Snakes and Pills

168 - weep key

Geoff was out of breadsticks. Again. He couldn't believe it, as he just went shopping for groceries three days ago. He ran through the experience in his mind. Crowded. The grocery store was very crowded. Meat. Cereal. A bag of grapes.

No breadsticks. His entire memory of the experience was not altogether clear, but he was fairly certain that he had never grasped a bag of fresh breadsticks in his hands at the store. The lack of breadsticks in the kitchen confirmed his recollection.

Geoff wandered from the kitchen over toward the living room. He poked his head through the entrance to the room, catching a peep of his roommate Taylor. He was lazily reclining on the sofa, mindlessly watching some daytime drivel.

Geoff felt partially responsible for his roommate's activity, or lack thereof. Before he had moved in, Taylor lived alone without a television in the house. Geoff had brought the flatscreen and cable package with him. He thought he needed it, but Taylor was the one that ended up dependent on it.

"Hey man," Geoff attempted to get his roommate's attention over the yakking of the TV judge. "I'm going to head out to the price club. You need anything?"

Taylor did not divert his attention from the courtroom proceedings. He wasn't trying to be rude to Geoff, he was just really engaged in this case. "Weren't you just there a few days ago?" he finally asked, multitasking.

"Yeah. Forgot to grab breadsticks," Geoff admitted.

"Ah," Taylor nodded in understanding. He knew a thing or two about forgetting, and he also knew how important breadsticks were to his roommate. He was just about to tell Geoff that he didn't need anything from the store.

"We'll be right back, after these words from our sponsors," the announcer on the TV suddenly said over the sound effect of a gavel banging. Taylor's mind changed.

"How are you getting there?" he asked Geoff.

"Walking, I guess," Geoff shrugged.

"Want a ride there instead?" his roommate offered.

"Sure, man. If it's no big deal to you, of course. I'd appreciate a lift, but it's not a problem if I have to walk there, either."

Taylor flicked the TV off before the commercials ended and the show tempted him back to lethargy. "Nah, it's no problem. You ready to go now?" he asked.

Taylor's minivan was dirty and beat up, but to Geoff it was rather nice. He never owned a car in his life, so anything with four wheels and an engine was luxurious. He pushed the empty fast food boxes aside as he hopped into the passenger seat.

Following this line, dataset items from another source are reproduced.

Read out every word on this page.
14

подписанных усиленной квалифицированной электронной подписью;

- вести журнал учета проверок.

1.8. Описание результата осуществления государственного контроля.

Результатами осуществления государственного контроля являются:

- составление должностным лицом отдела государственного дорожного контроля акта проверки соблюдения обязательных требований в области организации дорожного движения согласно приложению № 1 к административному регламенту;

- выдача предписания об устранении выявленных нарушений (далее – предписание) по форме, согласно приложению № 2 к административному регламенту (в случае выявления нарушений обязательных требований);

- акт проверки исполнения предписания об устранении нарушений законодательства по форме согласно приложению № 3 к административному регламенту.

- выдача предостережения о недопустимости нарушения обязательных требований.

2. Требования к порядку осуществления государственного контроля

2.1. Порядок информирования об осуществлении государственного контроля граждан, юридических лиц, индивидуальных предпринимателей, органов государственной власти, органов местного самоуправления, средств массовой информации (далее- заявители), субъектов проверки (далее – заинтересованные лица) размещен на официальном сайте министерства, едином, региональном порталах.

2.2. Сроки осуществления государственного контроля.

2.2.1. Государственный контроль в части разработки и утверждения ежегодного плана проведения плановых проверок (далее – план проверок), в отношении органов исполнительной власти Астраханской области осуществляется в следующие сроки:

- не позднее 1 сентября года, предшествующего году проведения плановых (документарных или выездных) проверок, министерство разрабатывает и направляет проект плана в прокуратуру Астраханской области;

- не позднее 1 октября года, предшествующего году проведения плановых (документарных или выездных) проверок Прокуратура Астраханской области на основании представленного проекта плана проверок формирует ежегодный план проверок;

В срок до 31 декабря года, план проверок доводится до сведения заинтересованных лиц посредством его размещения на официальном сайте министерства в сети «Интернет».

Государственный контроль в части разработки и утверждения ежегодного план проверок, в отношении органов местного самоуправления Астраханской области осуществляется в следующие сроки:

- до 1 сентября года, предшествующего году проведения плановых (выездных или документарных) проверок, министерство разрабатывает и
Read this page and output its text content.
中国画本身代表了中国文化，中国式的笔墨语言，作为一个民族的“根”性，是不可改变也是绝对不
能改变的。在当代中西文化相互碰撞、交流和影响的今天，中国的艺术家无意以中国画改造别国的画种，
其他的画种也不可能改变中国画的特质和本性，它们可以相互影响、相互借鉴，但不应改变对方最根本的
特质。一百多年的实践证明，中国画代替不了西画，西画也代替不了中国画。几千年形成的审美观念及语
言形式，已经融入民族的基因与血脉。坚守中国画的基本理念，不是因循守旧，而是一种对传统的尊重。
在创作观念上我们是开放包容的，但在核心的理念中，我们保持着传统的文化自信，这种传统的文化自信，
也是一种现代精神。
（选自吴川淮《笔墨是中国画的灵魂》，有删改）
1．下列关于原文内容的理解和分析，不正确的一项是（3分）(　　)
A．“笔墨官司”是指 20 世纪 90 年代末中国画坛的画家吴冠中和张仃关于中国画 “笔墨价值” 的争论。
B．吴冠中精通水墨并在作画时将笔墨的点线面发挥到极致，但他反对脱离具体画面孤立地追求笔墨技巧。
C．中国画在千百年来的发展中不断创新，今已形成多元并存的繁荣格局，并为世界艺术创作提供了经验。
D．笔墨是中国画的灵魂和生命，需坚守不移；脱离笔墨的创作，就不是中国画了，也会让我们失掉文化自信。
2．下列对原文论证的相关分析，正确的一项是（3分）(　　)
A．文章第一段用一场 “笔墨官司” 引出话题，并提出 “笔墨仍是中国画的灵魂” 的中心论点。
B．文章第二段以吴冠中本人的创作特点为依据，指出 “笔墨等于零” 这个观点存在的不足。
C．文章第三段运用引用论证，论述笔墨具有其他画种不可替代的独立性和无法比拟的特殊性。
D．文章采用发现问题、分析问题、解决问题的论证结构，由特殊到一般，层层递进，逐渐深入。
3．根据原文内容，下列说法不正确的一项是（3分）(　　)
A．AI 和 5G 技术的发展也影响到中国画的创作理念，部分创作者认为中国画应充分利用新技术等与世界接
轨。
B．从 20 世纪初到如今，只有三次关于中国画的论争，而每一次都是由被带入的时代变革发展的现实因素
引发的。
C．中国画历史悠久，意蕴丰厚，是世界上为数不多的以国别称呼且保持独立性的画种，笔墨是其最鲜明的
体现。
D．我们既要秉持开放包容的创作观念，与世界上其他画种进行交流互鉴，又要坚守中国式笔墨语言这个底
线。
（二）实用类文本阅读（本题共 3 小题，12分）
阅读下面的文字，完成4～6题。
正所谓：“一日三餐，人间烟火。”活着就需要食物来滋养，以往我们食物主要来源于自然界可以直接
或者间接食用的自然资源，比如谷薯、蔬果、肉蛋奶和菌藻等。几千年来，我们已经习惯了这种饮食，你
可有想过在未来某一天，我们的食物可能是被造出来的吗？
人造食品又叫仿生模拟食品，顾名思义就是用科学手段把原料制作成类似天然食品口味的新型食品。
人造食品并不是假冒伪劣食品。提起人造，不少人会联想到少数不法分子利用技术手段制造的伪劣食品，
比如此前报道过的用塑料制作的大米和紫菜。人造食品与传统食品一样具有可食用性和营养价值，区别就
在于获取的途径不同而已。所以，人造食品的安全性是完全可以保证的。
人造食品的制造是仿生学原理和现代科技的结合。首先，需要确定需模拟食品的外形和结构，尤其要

The air conditioner didn't work, but with the windows down, the afternoon breeze was cool enough. Geoff watched as they whizzed past sidewalks he'd still be trudging upon if he were walking. It took him about forty minutes to walk to the price club, each way. He didn't mind, the walk gave him time to take the city in. And to think.

A car ride was a nice thing, though. Once in a while.

The roommates were making idle chatter about their jobs when they pulled up to yet another red light. A homeless man at the bus stop on the corner got their attention by shouting into Geoff's window. He asked if they could loan him a few bucks.

Geoff and Taylor looked at each other. Geoff made no movement, but Taylor was already reaching for his wallet. From it, he plucked a crisp twenty-dollar bill.

"Give it to him," Taylor told Geoff. Geoff was surprised by Taylor's generosity, and he felt guilty about his own total lack of charity. By now, the light had changed, and the cars behind them began honking.

Geoff attempted to quickly throw the bill at the man. The paper fluttered listlessly in the air.